Anyone operating at network at scale almost has to, by definition, hack together their own network operating system. Having access to a software development kit, as the major proprietary and merchant switch and router chip makers offer to selected customers, certainly helps for hyperscalers and cloud builders to better understand and control their datacenter networks.
But this is not quite the same thing as having an operating system that can span multiple switch or router ASICs, or better still, support converged switching and routing on a collection of ASICs that can be competitively ground against each other.
This kind of competitive pressure is one that hyperscalers and cloud builders that have created their own network operating system – Facebook, Google, Amazon, and Microsoft have all done it – enjoy and that large enterprises and perhaps more than a few HPC centers would love to have as well. But thus far the open source network operating system efforts – including Cumulus Networks, OpenSwitch (originating at Hewlett Packard Enterprise), Open Network Linux (from Big Switch Networks), PicOS (from Pica8), OS10 (from Dell, and now including elements of OpenSwitch), MLNX-OS (from Mellanox Technologies), OcNOS (from IP Infusion), and Metaswitch (routing software from the company of the same name) – have made great strides towards creating an analog for switching to the dominance of Linux on servers. It is admittedly still a work in progress.
But Arrcus, which launched its closed source ArcOS as it dropped out of stealth last July, is bucking that open source trend and it explicitly doesn’t want to be the Linux of networking. Rather, it wants to be the Windows Server of networking, which it thinks is a better economic model for a startup than the open source code and enterprise support model preferred by Linux distributors and those creating applications and tools for Linux.
Not everyone will agree with that assessment, particularly with IBM shelling out $34 billion to acquire Red Hat two decades after the world’s largest open source software packager and supporter went public.
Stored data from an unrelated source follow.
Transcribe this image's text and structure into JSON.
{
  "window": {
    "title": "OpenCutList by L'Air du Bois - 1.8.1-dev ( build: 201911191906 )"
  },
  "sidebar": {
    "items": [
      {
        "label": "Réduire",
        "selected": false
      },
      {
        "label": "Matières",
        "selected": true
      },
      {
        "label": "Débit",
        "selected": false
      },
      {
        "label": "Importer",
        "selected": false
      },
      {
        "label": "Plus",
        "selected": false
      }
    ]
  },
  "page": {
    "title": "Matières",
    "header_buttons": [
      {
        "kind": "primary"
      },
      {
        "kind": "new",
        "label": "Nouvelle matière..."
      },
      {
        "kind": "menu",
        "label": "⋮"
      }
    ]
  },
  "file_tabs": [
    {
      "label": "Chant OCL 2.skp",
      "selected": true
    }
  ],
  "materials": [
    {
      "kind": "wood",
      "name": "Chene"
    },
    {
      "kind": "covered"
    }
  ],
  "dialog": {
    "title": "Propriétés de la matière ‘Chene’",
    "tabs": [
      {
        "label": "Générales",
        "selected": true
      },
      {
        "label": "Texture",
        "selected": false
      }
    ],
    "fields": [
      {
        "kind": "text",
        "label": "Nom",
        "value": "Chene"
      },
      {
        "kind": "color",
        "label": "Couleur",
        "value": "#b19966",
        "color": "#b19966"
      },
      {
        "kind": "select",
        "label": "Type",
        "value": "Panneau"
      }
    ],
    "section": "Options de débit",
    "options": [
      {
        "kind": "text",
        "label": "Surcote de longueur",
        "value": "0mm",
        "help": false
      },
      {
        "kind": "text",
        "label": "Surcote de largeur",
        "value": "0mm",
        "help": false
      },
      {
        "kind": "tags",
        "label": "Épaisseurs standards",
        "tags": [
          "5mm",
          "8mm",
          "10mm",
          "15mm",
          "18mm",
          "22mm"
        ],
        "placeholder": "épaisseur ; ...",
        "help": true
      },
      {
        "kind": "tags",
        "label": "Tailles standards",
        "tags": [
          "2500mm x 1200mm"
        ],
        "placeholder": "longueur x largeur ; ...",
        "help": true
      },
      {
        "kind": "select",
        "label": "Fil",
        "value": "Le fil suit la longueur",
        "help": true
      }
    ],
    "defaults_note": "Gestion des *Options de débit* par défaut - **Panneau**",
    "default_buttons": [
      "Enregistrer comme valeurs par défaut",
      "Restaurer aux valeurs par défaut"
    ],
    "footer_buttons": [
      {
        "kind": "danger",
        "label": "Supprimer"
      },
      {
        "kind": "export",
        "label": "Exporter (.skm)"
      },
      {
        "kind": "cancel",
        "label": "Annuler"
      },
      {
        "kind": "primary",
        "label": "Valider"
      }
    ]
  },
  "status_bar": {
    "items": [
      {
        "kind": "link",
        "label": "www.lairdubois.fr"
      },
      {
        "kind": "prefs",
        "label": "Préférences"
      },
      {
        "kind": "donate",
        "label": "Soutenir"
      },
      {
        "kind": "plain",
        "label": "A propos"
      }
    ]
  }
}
But red hat is the exception, not the rule, when it comes to creating profitable businesses based on open source software. Various projects – and we are thinking specifically of those who created Hadoop data analytics stacks, but various databases and adjunct tools for clusters come to mind – sopped up tremendous amounts of venture backing, which we think it will be very hard to get back through profits, going public, an acquisition by a bigger entity, or some combination these approaches. We like the Linux model when it comes to development, but it is hard to make money at it when the largest customers can self-support and it takes a long time for these technologies to trickle down to the masses who don’t have the technical chops to self-support and have to pay for help.
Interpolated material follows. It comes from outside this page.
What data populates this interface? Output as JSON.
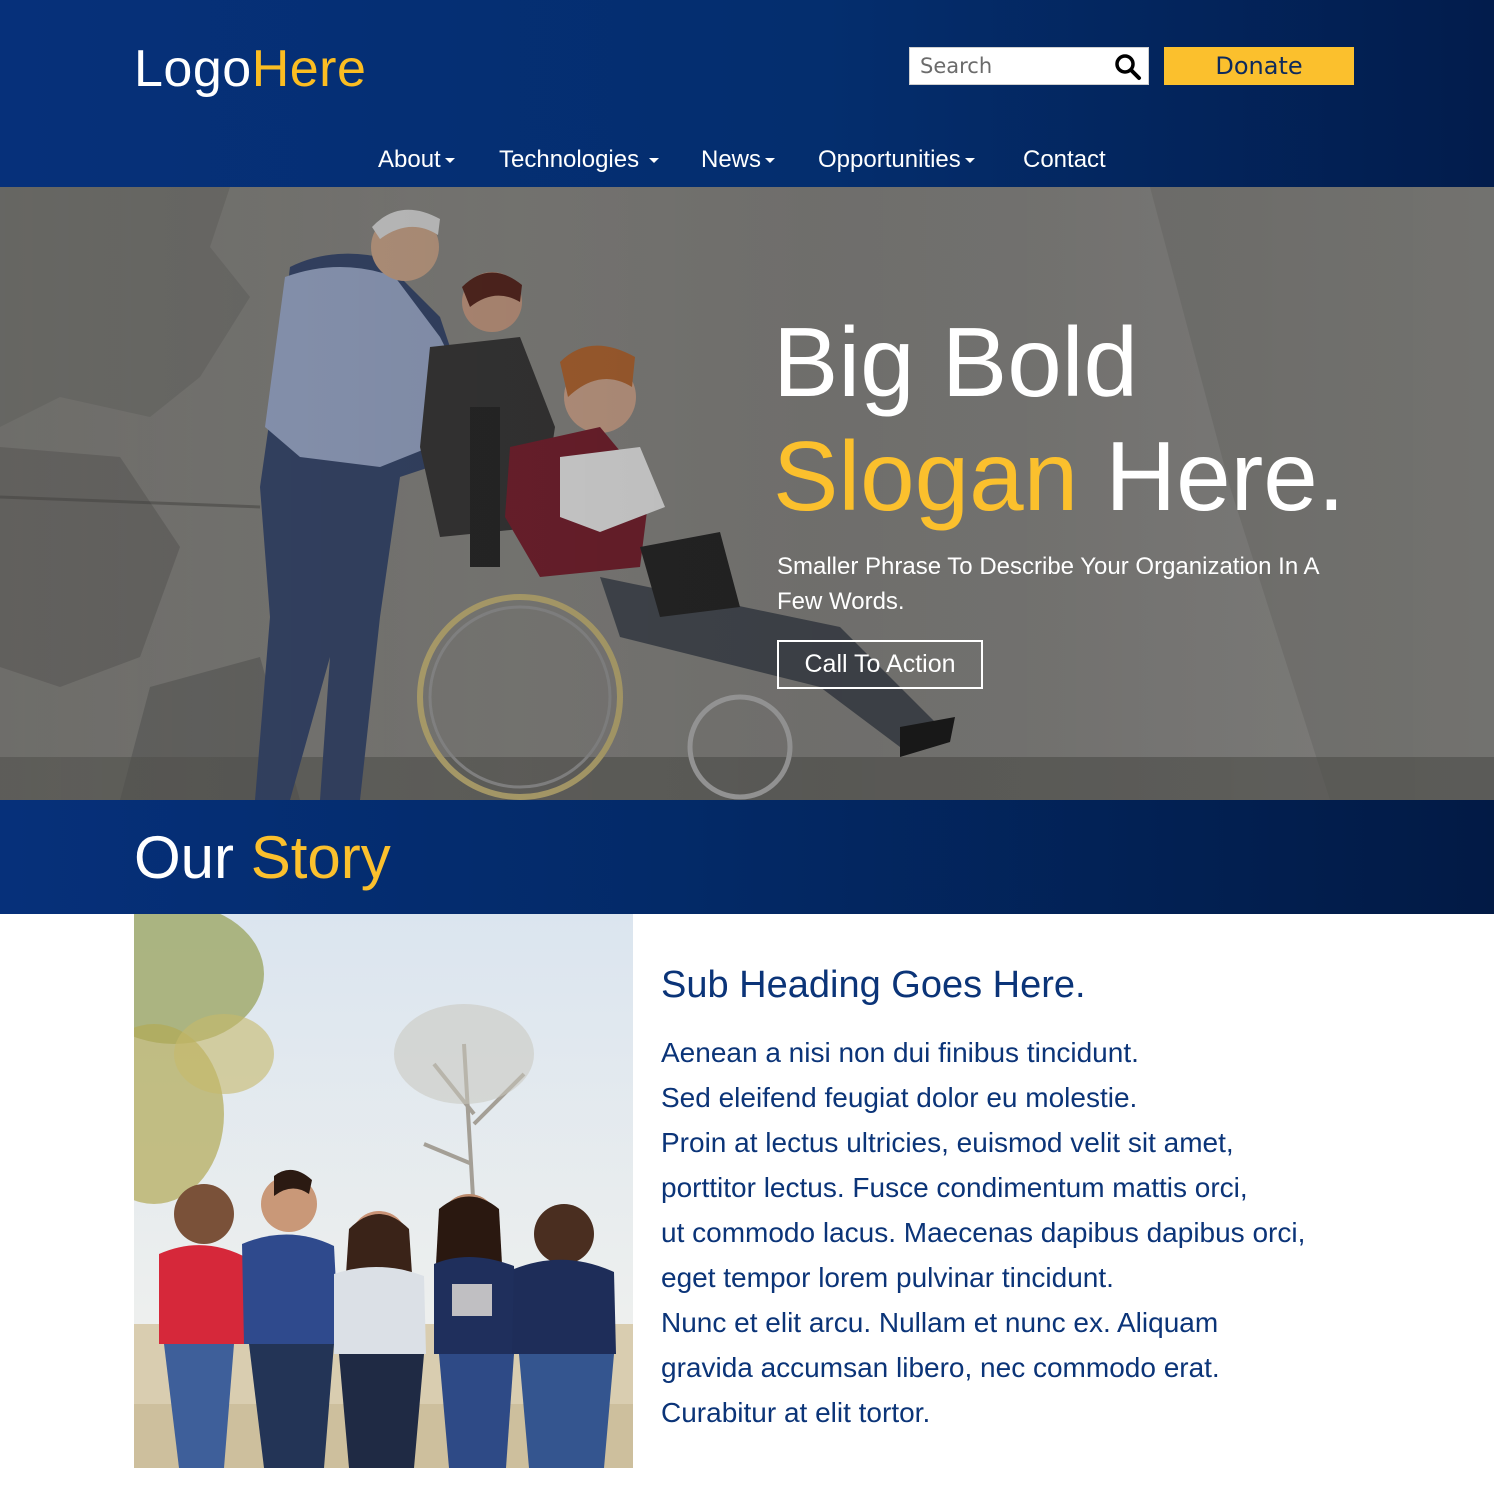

“We would like to be to the networking industry what Windows Server is to compute,” Devesh Garg, co-founder and chief executive officer at Arrcus and a one-time executive at switch chip maker Broadcom, among other things as we discussed when Arrcus dropped out of stealth last year with ArcOS, its cross platform but closed source switch and routing network operating system. “That’s how we think about it because it speaks to this ubiquitous ability to be deployed while having an appropriate business model that allows us to continue to invest in the resources that innovate and bring value to the marketplace on an ongoing sustained basis.”
The Arrcus team knows what it is talking about. Keyur Patel, who is chief technology officer and who was a distinguished engineer at Cisco Systems for 14 years, and Derek Yeung, who is chief architect and who spent 25 years at Cisco; they are both co-founders along with Garg and they are among the world’s experts on various routing protocols, particularly the Border Gateway Protocol (BGP) that is favored by hyperscalers and cloud builders for their hybrid switch/routing gear.
“I can tell you, people don’t want to deploy open source in the core of their network,” Garg continues. “No one is going to deploy FRR, which is rebranded Quagga, at the core of their network. Keyur routinely gets calls from the open source FRR community trying to get help debugging their software.”
The quality of the software, says Garg, is more important than who has the ability to change it and redistribute it. So Arrcus started from scratch making a network stack that had 64-but memory addressing top to bottom and that all features and functions were multithreaded as well so they could not only run functions on merchant or custom switch/routing silicon, but also offload functions to either X86 or Arm adjunct processors.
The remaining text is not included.